ThmDex – An index of mathematical definitions, results, and conjectures.
Result R5520 on D5717: Complex matrix determinant
Cofactor partition for a 2-by-2 complex square matrix
Formulation 0
Let $A \in \mathbb{C}^{2 \times 2}$ be a D6159: Complex square matrix such that
(ii) $C_{i, j}$ is a D6183: Complex square matrix cofactor for $A$ with respect to $(i, j)$ for each $i, j \in \{ 1, 2 \}$
Let $i, j \in \{ 1, 2 \}$ each be a D5094: Positive integer.
Then
(1) \begin{equation} i = j \quad \implies \quad A_{i, 1} C_{j, 1} + A_{i, 2} C_{j, 2} = \text{Det} A \end{equation}
(2) \begin{equation} i = j \quad \implies \quad A_{1, i} C_{1, j} + A_{2, i} C_{2, j} = \text{Det} A \end{equation}
(3) \begin{equation} i \neq j \quad \implies \quad A_{i, 1} C_{j, 1} + A_{i, 2} C_{j, 2} = 0 \end{equation}
(4) \begin{equation} i \neq j \quad \implies \quad A_{1, i} C_{1, j} + A_{2, i} C_{2, j} = 0 \end{equation}
Proofs
Proof 0
Let $A \in \mathbb{C}^{2 \times 2}$ be a D6159: Complex square matrix such that
(ii) $C_{i, j}$ is a D6183: Complex square matrix cofactor for $A$ with respect to $(i, j)$ for each $i, j \in \{ 1, 2 \}$
Let $i, j \in \{ 1, 2 \}$ each be a D5094: Positive integer.

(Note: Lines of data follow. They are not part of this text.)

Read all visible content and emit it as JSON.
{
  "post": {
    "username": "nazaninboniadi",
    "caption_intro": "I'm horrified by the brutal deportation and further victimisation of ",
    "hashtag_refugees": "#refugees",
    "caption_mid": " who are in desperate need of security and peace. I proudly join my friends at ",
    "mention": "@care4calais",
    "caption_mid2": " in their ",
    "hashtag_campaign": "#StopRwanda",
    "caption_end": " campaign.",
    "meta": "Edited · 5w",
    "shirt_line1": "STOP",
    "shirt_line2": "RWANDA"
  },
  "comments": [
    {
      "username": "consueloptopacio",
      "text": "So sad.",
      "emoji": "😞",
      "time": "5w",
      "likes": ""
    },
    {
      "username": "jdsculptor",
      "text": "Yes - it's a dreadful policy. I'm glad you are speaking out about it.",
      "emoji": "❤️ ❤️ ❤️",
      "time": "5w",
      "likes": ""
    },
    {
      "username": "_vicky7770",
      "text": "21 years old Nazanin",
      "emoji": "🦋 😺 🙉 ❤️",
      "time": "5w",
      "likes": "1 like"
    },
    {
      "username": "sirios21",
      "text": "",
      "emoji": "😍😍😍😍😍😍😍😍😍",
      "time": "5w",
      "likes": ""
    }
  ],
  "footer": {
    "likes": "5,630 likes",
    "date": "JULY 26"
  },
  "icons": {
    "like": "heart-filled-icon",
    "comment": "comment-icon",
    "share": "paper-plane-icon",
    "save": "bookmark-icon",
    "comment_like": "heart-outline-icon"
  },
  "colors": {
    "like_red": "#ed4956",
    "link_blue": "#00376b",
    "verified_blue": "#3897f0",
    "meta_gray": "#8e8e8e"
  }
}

Suppose that \begin{equation} A = \begin{bmatrix} a & b \\ c & d \end{bmatrix} \end{equation} for some complex numbers $a, b, c, d \in \mathbb{C}$. Result R5518: Complex arithmetic expression for the determinant of a 2-by-2 complex square matrix shows that \begin{equation} \text{Det} A = a d - b c \end{equation} Our goal is to show that the cofactor partitions equal this value. To this end, we have the cofactors \begin{equation} \begin{split} C_{1, 1} & = (-1)^{1 + 1} \begin{bmatrix} d \end{bmatrix} = d \\ C_{1, 2} & = (-1)^{1 + 2} \begin{bmatrix} c \end{bmatrix} = -c \\ C_{2, 1} & = (-1)^{2 + 1} \begin{bmatrix} b \end{bmatrix} = -b \\ C_{2, 2} & = (-1)^{2 + 2} \begin{bmatrix} a \end{bmatrix} = a \\ \end{split} \end{equation} and the values \begin{equation} \begin{split} A_{1, 1} & = a \\ A_{1, 2} & = b \\ A_{2, 1} & = c \\ A_{2, 2} & = d \\ \end{split} \end{equation} Let's go through each case for all possible values of $i, j \in \{ 1, 2 \}$. Assume first that $i = j = 1$. Then \begin{equation} A_{i, 1} C_{j, 1} + A_{i, 2} C_{j, 2} = A_{1, 1} C_{1, 1} + A_{1, 2} C_{1, 2} = a d + b (-c) = ad - b c = \text{Det} A \end{equation} and \begin{equation} A_{1, i} C_{1, j} + A_{2, i} C_{2, j} = A_{1, 1} C_{1, 1} + A_{2, 1} C_{2, 1} = a d + c (-b) = ad - b c = \text{Det} A \end{equation} Assume next that $i = j = 2$. Then \begin{equation} A_{i, 1} C_{j, 1} + A_{i, 2} C_{j, 2} = A_{2, 1} C_{2, 1} + A_{2, 2} C_{2, 2} = c (-b) + d a = a d - b c = \text{Det} A \end{equation} and \begin{equation} A_{1, i} C_{1, j} + A_{2, i} C_{2, j} = A_{1, 2} C_{1, 2} + A_{2, 2} C_{2, 2} = b (-c) + d a = a d - b c = \text{Det} A \end{equation} Suppose then that $i = 1$ and $j = 2$. Then \begin{equation} A_{i, 1} C_{j, 1} + A_{i, 2} C_{j, 2} = A_{1, 1} C_{2, 1} + A_{1, 2} C_{2, 2} = a (-b) + b a = a b - a b = 0 \end{equation} and \begin{equation} A_{1, i} C_{1, j} + A_{2, i} C_{2, j} = A_{1, 1} C_{1, 2} + A_{2, 1} C_{2, 2} = a (-c) + c a = a c - ac = 0 \end{equation} Finally, suppose that $i = 2$ and $j = 1$. Then \begin{equation} A_{i, 1} C_{j, 1} + A_{i, 2} C_{j, 2} = A_{2, 1} C_{1, 1} + A_{2, 2} C_{1, 2} = c d + d (-c) = c d - c d = 0 \end{equation} and \begin{equation} A_{1, 2} C_{1, 1} + A_{2, 2} C_{2, 1} = b d + d (-b) = b d - bd = 0 \end{equation} Since all of the possible cases work out, the proof is complete. $\square$